A big influence in the success of the Category 4b demonstration is how well the community works to make improvements, Massengale said.
“My understanding is that we have had a lot of really favorable feedback from Burlington and from that watershed, wanting to make the improvements to the way stormwater is managed,” Massengale said. “So, hopefully, that will yield a better quality of water in the stream.”
In preparation for Earth Day, the City of Burlington and the City of Graham organized two stream cleanup days, April 13 and April 20. Volunteers helped clean Bowden Branch Creek, a branch of Little Alamance Creek.
The Cities of Burlington and Graham invited local service groups, youth groups and residents to participate in the Stream Side Cleanup of Bowden Branch, which was sponsored by Elon University’s Lambda Chi Alpha Chapter.
With reductions in pollutant loading, sedimentation and stream erosions, Little Alamance Creek may be able to return to a healthy state. It will be important to note every small improvement, Massengale said.
But, the road of recovery for Little Alamance Creek will be long. It will last several permit cycles, each of which is five years. Stecker said she estimates the process to take ten to 20 years. There is a very small chance the creek will ever return to its original state.
“When we’re looking to see what the target is for the biology, we’re not expecting return to pre-development conditions,” Stecker said.
The DENR will not return to test the waters of Little Alamance Creek until they know the Cities of Burlington and Graham or the Department of Transportation has done something that would change the water’s quality. These three groups are all working to make sure the biological integrity of Little Alamance Creek meets the aquatic standards.
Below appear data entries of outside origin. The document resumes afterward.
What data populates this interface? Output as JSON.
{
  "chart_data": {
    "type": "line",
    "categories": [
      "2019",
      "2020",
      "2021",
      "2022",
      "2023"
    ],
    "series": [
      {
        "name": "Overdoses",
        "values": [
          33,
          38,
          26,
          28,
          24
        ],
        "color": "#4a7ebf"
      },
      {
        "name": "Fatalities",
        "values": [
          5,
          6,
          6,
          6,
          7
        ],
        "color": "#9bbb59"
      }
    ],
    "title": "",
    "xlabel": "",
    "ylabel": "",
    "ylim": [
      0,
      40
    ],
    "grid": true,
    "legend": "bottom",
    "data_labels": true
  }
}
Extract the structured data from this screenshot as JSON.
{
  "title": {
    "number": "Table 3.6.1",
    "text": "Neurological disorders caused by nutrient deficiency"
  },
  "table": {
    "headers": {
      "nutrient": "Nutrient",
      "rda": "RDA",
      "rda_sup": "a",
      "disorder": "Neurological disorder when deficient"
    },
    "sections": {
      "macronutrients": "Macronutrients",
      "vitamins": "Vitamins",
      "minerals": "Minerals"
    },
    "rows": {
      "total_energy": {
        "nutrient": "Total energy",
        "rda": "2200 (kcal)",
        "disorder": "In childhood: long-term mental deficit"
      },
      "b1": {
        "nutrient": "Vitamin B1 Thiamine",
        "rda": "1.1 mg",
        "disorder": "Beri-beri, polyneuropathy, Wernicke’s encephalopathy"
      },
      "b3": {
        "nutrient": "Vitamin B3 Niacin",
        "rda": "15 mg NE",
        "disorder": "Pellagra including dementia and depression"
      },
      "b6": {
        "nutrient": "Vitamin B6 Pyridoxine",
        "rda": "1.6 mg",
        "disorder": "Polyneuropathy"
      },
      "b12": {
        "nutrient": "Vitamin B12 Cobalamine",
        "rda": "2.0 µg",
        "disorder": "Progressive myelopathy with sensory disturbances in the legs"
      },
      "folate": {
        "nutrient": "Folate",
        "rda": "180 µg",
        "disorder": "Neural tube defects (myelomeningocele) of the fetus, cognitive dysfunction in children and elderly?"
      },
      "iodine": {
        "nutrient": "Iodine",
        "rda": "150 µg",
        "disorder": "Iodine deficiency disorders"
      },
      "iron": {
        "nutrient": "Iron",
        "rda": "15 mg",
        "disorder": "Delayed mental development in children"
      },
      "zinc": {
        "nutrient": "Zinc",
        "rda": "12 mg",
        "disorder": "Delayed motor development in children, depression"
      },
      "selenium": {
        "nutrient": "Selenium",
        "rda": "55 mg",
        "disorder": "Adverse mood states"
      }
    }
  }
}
“In an urban area where the impacts have taken place over decades, until somebody takes action to address the stormwater impacts, there is no reason to believe it would have gotten better,” Stecker said.
Once an organization starts actively helping the creek, they will return to test the waters for improvements.
“(Impervious surfaces are) sending stormwater to this creek and to reduce the impervious cover, you might create some parking lots that have pervious pavements instead of impervious and putting in green areas so it would take some of the water in and stop some of the polluting impacts,” Massengale said.
The measurements of the aquatic life in Little Alamance Creek will directly reveal the progress and how close the people of Alamance County are to returning the creek’s biological integrity.